Considerações sobre o efeito do acaso

Ao comparar dois tratamentos, quaisquer diferenças no desfecho podem ser simplesmente causadas pela obra do acaso. Por exemplo, pegue uma comparação de um novo tratamento com um tratamento padrão no qual 4 pessoas melhoraram com o primeiro e 6 pessoas melhoraram com o último. Seria obviamente errado concluir com segurança que o novo tratamento é pior do que o tratamento padrão: estes resultados podem simplesmente refletir o efeito do acaso. Se a comparação fosse repetida, os números dos pacientes que melhoraram poderiam se inverter (6 contra 4), ou serem iguais (5 contra 5), ou em alguma outra proporção.

Porém, se 40 pessoas melhoraram com o novo tratamento e 60 com o tratamento padrão, o acaso se torna uma explicação menos plausível para a diferença. E se 400 pessoas melhoraram com o novo tratamento e 600 com o tratamento padrão, seria evidente que o novo tratamento é de fato, muito provavelmente, pior do que o padrão. A maneira de reduzir a probabilidade de ser enganado pelo efeito do acaso nas comparações de tratamentos é assegurar-se de que os experimentos controlados incluam um número suficientemente grande de pessoas que experimentam o desfecho que se espera influenciar, melhorando ou piorando.

Em algumas circunstâncias um número muito grande de pessoas, milhares e às vezes dezenas de milhares, precisa participar de experimentos controlados para se obter avaliações confiáveis dos efeitos dos tratamentos. É necessário um grande número de pessoas, por exemplo, se os desfechos de interesse dos tratamentos são raros, por exemplo, ataques cardíacos e derrames entre mulheres de meia idade aparentemente saudáveis usando a terapia de reposição hormonal (TRH). Também é necessário um grande número de pessoas para que os efeitos moderados mas importantes dos tratamentos sejam detectados com segurança, por exemplo, uma redução de 20 por cento no risco de morte prematura entre pessoas que têm ataques cardíacos.
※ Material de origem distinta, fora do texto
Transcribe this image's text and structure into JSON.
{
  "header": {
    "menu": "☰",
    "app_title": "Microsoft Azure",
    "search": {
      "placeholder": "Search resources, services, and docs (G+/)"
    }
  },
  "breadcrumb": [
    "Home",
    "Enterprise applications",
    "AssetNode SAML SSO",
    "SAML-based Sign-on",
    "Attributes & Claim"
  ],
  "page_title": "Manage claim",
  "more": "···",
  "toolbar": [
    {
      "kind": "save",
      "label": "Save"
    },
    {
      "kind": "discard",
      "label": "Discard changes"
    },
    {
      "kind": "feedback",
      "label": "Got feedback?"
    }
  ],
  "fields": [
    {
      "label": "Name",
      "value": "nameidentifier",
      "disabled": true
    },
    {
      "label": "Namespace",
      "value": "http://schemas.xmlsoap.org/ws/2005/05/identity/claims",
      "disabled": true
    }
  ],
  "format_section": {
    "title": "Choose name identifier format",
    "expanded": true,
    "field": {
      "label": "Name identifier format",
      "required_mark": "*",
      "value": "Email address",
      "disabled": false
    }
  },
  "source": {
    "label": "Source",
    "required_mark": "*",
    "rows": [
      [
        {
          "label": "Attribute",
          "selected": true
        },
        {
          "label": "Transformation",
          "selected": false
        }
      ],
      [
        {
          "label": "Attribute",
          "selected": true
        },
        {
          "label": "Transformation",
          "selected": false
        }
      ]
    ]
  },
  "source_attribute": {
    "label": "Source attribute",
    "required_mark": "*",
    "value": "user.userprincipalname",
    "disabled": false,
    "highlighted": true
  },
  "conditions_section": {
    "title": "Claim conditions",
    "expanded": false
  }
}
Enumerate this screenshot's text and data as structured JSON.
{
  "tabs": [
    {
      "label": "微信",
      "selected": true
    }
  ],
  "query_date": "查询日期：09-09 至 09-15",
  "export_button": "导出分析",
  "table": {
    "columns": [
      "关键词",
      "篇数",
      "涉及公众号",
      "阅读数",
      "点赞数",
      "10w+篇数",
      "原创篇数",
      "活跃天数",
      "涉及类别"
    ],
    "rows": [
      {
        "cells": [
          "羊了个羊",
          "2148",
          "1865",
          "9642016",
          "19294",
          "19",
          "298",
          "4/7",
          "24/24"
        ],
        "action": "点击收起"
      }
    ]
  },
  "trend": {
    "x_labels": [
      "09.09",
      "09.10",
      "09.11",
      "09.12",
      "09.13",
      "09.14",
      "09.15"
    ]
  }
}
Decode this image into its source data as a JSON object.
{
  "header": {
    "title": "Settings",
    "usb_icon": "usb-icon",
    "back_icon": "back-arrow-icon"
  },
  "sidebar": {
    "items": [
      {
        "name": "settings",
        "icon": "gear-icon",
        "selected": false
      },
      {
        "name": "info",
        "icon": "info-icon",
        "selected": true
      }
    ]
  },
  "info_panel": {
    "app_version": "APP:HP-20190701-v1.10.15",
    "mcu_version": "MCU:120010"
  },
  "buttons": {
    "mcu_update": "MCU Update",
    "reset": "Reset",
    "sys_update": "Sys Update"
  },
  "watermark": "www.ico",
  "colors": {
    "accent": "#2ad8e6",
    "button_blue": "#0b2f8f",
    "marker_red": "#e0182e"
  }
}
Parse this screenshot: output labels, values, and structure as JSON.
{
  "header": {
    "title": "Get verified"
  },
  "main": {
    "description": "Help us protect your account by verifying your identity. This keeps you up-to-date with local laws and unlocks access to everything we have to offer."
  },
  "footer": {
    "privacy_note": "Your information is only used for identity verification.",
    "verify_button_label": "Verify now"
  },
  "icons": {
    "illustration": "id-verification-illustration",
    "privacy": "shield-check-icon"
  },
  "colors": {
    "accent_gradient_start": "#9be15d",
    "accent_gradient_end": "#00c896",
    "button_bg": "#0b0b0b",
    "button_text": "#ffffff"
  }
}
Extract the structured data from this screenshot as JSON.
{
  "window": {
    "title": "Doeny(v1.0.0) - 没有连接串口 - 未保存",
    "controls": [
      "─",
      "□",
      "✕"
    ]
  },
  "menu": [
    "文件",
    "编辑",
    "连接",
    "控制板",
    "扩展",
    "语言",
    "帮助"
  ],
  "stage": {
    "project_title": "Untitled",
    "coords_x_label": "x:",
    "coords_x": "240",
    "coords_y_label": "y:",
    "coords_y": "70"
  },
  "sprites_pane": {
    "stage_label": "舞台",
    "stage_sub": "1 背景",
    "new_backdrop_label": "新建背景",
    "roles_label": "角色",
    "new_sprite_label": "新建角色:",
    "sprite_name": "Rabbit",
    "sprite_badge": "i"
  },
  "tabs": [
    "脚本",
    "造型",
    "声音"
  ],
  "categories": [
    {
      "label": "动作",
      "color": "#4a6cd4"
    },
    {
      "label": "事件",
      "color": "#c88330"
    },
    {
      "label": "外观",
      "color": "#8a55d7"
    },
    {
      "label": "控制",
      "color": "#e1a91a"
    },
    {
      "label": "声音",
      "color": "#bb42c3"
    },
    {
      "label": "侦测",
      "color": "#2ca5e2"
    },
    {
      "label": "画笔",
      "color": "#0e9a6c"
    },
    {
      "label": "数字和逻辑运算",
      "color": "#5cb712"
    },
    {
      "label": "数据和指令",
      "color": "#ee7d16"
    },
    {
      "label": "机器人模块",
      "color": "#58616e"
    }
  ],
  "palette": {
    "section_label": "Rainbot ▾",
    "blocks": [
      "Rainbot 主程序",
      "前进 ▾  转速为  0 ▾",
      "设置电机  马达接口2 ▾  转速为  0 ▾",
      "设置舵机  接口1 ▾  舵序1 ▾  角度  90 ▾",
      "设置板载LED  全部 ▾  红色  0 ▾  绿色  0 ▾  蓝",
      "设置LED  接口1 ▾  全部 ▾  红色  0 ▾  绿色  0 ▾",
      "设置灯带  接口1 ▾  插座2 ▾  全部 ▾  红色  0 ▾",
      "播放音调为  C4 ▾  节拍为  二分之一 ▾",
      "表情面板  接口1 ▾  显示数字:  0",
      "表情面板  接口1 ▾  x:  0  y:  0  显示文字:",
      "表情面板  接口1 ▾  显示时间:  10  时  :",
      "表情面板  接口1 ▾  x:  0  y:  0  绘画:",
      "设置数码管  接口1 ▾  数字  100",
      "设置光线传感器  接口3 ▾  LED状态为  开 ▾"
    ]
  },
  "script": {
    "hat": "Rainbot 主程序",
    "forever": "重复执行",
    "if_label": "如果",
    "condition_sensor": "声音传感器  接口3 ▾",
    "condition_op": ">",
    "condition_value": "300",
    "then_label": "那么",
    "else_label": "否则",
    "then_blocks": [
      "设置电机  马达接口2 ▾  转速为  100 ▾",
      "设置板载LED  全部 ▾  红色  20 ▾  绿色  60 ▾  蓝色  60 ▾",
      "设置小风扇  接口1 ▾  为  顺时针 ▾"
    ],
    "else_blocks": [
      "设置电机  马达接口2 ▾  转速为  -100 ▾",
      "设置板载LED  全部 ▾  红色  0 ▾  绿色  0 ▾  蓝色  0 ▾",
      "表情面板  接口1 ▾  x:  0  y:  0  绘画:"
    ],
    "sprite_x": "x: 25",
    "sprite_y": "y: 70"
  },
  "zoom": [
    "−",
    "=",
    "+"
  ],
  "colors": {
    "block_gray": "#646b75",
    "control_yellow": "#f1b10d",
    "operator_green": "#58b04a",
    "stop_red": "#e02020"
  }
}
Para avaliar o papel do acaso nos resultados de experimentos controlados, os pesquisadores utilizam os “testes de significância estatística”. Quando os estatísticos e outros recorrem às ‘diferenças significantes’ entre os tratamentos, eles estão geralmente se referindo à significância estatística. As diferenças estatisticamente significantes entre os tratamentos não têm necessariamente uma importância prática. Mas os testes de significância estatística são importantes, todavia, porque eles nos ajudam a evitar conclusões equivocadas de que existam diferenças reais nos tratamentos quando elas não existem, às vezes chamados de erros de Tipo I.

É importante levar em conta um número suficientemente grande de desfechos do tratamento para evitar um perigo muito mais comum, concluir que não existem diferenças entre os tratamentos quando de fato existem. Estes erros são às vezes chamados de erros de Tipo II. Thomas Graham Balfour sabia deste último perigo quando interpretou os resultados do seu teste das afirmações de que a beladona poderia prevenir os órfãos sob os seus cuidados de desenvolver escarlatina (Balfour 1854). Dois dos 76 garotos alocados para receber a beladona desenvolveram escarlatina comparado a 2 dos 75 garotos que não receberam o medicamento. Balfour observou que os “números são muito pequenos para justificar deduções quanto ao poder profilático da beladona”. Se mais garotos tivessem desenvolvido escarlatina, Balfour poderia chegar a uma conclusão mais segura sobre os possíveis efeitos da beladona. Em vez disso, ele só observou que 4 casos de escarlatina entre 151 garotos era um número muito pequeno para se chegar a uma conclusão confiável.

Uma abordagem que reduz a probabilidade sermos enganados pelos efeitos do acaso implica em avaliar uma gama de diferenças do tratamento dentro da qual as diferenças reais podem residir (Gavarret 1840 ; Huth 2006). Estas avaliações são conhecidas como intervalos de confiança. Conforme ilustrado no parágrafo de abertura deste artigo, repetir uma comparação de tratamentos pode gerar diversas avaliações dos efeitos diferenciais dos tratamentos nos desfechos, principalmente se as avaliações forem baseadas em um número pequeno de desfechos. Os intervalos de confiança levam em conta esta variação. Os intervalos de confiança são mais informativos do que simples testes de significância estatística, e deste modo mais úteis na redução da probabilidade de sermos enganados pelo efeito do acaso.

Os testes estatísticos e os intervalos de confiança, seja para análise de estudos individuais ou na meta-análise de um número de estudos isolados, porém semelhantes, nos ajudam a considerar o efeito do acaso e evitar a conclusão de que os efeitos e as diferenças dos tratamentos existem quando não existem, e de que não existem quando existem.